In his essay The Textual Condition” Jerome McGann makes some really throught provoking claims about what constitutes a text which go beyond a consideration of origination or authorial intention and call for a return to what has always been right in front of us, the text itself. He posits that all interaction takes place within a material, physical dimension and that since the acts of reading and writing are communicative and epistemological exchanges we should examine them as they are.

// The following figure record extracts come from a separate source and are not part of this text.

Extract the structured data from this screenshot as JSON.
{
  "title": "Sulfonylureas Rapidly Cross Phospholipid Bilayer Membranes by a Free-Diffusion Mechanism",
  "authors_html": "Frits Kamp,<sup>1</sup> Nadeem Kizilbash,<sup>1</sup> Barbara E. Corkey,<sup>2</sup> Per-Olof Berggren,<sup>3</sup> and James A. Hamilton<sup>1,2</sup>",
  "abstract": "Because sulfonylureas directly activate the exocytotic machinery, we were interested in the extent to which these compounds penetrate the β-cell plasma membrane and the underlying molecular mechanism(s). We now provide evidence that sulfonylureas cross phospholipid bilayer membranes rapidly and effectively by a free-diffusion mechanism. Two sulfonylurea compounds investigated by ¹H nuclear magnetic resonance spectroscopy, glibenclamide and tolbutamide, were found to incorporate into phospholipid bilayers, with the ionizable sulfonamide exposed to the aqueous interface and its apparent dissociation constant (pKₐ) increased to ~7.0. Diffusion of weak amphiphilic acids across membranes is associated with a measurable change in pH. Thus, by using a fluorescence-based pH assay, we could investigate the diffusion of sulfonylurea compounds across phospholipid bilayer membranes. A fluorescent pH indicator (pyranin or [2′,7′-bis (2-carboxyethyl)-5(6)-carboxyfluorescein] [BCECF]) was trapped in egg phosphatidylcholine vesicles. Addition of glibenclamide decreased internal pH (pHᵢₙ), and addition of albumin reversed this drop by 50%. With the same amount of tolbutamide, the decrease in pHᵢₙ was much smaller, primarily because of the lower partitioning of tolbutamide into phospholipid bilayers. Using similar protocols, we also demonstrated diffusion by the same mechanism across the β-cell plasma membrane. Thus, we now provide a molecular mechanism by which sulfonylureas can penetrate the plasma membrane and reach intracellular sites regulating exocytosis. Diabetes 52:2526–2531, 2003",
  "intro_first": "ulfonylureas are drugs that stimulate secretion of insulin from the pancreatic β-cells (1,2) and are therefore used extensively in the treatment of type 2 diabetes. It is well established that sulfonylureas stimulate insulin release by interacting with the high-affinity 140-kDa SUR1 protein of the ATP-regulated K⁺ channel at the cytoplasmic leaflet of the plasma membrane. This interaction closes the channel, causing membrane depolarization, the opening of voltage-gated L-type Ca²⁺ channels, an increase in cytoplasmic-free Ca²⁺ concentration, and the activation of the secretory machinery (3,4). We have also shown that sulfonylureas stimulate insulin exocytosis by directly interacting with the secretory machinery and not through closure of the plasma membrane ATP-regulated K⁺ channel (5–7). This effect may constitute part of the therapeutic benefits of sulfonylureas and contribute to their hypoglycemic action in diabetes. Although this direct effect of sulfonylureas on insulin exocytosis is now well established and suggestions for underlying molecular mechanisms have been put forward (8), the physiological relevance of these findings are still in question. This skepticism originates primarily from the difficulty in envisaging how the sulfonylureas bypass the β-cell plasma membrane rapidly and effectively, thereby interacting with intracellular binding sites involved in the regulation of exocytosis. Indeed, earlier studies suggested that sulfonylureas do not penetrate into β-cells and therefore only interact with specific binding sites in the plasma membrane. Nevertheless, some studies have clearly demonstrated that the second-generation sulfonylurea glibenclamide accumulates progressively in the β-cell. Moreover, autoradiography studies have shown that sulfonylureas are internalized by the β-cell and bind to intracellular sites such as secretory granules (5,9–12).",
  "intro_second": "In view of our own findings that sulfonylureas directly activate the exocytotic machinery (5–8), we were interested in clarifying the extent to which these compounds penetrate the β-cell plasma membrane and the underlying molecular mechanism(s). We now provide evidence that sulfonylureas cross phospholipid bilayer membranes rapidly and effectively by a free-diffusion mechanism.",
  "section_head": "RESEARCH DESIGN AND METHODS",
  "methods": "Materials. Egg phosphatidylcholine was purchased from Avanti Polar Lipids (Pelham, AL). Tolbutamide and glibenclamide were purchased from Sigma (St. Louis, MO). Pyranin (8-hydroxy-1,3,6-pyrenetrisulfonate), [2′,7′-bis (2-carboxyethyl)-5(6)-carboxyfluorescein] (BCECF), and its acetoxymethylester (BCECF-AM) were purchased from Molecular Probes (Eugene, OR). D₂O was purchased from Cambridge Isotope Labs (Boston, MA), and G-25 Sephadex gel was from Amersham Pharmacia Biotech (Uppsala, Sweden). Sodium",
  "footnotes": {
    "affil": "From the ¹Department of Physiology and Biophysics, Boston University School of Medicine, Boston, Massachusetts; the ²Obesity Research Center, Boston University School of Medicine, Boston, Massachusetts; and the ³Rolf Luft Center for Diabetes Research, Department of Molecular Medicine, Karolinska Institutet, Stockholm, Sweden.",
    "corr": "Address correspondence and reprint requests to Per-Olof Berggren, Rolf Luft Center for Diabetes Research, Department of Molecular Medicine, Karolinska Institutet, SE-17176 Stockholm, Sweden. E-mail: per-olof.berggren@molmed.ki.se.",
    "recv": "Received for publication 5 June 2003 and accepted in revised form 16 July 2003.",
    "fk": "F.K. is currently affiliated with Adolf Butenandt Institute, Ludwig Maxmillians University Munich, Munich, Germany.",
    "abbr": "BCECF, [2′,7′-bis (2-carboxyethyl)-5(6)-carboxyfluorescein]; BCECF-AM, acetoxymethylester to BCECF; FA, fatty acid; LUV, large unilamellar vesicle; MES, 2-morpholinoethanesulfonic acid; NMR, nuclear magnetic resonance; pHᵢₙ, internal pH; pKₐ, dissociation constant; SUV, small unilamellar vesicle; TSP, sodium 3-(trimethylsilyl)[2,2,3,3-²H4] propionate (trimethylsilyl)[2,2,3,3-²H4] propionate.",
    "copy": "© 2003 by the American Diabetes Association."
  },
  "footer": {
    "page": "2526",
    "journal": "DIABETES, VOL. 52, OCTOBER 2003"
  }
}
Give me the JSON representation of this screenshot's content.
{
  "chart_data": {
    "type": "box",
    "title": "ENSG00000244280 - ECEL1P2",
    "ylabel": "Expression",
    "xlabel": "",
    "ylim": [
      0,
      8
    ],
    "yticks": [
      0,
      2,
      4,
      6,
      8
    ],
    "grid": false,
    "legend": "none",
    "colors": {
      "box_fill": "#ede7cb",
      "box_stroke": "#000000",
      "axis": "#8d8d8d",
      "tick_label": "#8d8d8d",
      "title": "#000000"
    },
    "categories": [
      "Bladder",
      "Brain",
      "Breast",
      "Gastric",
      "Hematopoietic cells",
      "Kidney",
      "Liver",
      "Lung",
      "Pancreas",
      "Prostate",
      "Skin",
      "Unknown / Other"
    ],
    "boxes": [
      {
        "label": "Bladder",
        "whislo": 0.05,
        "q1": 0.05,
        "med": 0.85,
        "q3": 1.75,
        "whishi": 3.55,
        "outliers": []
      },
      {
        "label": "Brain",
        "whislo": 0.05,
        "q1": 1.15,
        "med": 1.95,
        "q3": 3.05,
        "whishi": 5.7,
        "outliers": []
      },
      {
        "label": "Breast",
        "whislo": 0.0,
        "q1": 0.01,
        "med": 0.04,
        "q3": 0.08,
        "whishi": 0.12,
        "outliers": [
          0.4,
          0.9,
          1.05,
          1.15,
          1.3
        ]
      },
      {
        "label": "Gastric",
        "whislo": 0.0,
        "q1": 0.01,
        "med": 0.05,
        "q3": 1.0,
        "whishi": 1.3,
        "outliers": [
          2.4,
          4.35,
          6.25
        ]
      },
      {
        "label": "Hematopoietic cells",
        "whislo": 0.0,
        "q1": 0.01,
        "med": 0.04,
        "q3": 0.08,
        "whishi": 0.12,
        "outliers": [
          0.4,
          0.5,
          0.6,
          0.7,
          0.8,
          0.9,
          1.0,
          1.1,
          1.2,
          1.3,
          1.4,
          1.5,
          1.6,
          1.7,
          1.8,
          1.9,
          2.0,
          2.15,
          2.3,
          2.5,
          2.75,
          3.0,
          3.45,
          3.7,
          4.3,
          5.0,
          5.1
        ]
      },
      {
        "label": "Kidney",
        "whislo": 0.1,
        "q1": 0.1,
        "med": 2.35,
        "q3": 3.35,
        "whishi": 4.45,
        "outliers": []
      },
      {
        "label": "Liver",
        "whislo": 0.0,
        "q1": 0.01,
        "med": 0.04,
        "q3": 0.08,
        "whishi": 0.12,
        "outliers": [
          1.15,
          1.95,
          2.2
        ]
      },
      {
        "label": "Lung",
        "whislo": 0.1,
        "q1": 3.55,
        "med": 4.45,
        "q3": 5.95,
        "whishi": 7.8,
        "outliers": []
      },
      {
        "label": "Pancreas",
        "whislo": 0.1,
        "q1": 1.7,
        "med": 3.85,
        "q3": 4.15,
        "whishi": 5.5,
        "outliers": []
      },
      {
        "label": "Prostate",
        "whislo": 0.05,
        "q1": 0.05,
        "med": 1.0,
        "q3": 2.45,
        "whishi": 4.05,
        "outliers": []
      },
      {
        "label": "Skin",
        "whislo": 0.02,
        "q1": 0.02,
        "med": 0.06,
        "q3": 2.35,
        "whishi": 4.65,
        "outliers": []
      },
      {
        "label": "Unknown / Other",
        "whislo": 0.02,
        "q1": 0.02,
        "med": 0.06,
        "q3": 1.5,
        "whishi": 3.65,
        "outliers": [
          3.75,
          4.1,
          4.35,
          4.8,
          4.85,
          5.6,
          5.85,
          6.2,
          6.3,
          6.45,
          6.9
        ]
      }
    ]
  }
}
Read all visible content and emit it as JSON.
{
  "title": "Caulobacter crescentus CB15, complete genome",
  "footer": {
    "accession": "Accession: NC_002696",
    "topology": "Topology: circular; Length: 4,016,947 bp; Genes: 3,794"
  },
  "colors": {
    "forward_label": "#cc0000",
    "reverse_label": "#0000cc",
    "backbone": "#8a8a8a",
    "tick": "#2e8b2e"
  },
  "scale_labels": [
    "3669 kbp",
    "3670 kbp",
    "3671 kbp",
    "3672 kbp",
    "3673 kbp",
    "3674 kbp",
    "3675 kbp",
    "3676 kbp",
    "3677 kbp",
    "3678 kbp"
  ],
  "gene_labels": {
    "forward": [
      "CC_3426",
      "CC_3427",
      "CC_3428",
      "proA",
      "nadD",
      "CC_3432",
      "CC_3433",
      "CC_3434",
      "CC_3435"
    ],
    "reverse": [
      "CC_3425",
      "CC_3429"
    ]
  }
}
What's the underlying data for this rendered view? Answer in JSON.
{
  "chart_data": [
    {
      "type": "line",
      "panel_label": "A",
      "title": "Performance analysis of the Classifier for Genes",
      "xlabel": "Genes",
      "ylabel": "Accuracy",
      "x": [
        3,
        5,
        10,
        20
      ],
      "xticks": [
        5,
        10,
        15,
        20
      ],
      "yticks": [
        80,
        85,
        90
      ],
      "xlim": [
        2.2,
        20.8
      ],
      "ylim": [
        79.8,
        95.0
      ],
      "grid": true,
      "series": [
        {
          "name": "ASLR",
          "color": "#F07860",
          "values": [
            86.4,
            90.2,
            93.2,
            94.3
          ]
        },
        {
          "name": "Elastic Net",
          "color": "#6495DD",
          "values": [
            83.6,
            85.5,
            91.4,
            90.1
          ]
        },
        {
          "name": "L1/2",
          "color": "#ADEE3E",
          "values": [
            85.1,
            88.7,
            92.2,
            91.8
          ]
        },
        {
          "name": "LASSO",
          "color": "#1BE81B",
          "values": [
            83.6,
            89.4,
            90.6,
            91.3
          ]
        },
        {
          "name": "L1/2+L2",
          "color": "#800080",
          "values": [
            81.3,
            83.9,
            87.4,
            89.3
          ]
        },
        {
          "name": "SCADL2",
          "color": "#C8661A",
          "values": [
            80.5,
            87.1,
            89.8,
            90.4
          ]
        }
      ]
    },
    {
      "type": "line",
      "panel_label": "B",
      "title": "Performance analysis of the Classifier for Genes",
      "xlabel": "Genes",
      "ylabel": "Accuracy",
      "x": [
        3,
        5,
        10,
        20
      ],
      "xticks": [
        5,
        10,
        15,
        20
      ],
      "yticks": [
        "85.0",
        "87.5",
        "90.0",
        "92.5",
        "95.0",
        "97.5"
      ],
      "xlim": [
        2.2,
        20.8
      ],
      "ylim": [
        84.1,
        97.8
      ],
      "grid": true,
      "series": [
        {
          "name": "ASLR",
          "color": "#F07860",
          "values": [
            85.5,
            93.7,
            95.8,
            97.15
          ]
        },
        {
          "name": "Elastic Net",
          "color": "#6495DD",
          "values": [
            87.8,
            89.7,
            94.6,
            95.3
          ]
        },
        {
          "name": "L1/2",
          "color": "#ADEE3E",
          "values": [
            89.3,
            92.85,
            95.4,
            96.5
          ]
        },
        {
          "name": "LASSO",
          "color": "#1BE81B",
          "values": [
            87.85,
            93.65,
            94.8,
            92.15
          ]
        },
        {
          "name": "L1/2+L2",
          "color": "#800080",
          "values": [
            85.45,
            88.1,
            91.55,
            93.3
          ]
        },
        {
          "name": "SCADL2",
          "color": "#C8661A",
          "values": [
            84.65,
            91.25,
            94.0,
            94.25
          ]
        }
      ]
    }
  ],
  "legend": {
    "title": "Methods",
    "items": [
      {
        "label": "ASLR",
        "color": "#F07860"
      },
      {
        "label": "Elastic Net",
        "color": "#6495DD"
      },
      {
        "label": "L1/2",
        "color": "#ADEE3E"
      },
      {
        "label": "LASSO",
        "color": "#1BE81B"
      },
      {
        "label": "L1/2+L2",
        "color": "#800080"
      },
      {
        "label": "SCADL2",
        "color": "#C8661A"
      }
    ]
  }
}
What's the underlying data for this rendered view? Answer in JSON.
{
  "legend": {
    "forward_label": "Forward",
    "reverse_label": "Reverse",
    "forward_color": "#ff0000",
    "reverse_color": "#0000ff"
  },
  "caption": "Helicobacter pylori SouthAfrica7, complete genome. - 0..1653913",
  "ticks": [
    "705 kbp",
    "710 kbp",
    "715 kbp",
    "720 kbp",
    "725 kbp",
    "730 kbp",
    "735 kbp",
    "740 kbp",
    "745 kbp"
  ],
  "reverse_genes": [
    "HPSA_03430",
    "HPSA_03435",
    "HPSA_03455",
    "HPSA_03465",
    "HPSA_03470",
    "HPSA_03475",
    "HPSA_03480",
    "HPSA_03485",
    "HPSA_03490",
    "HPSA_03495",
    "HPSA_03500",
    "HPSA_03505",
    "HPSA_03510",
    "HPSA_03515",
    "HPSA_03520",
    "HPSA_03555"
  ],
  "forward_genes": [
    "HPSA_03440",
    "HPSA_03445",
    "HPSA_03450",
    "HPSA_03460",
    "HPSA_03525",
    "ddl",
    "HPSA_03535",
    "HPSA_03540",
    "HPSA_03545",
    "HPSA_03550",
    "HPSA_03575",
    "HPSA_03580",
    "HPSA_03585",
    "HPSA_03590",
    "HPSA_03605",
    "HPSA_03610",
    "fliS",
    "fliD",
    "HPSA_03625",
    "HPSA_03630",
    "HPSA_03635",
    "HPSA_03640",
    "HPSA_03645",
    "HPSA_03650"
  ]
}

The most interesting aspect of the article for me was when McGann introduced this idea of “variables” because I feel like it so succinctly characterized what post-structuralist thinkers fall all over themselves to articulate, which is this idea of the proliferation of meaning in any one text. On page 10 he writes of the differences in interpretation that arise in the consumption of any kind of text ,“These differences arise from variables that will be found on both sides of the textual transaction: in the texts themselves and in the readers of the texts...Every text has variants of itself screaming to get out, or antithetical texts screaming to make themselves known...Various readers and audiences are hidden in our texts, and the traces of their multiple presences are scripted at the most material levels.” We see this at work in the Introduction to Billy Budd with the various revisions Melville’s manuscript was subjected to and how the various editors were always missing something either purposely or accidentally.

McGann goes on a few pages later to talk about how studying the materiality of a text, a practice he calls “material hermeneutics”, offers a “more global and a more uniform view of texts and the process of textual production” (14). While I understand that with his turn to materiality he is trying to craft a more egalitarian approach to textual analysis, I don’t see how this can be so because I feel like what he is doing requires access to very privileged, archival information. I used to think literary theory was elitist until I realized it was presenting me with a range of tools with which to analyze perspectives and most importantly the contexts of those perspectives. I guess in a nutshell it has real political and cultural implications, implications which I’m failing to see in textual criticism. I’m sure I’m missing something, but this kind of criticism just seems tedious and almost anti-intellectual. Really looking forward to some clarification in our discussion tomorrow night!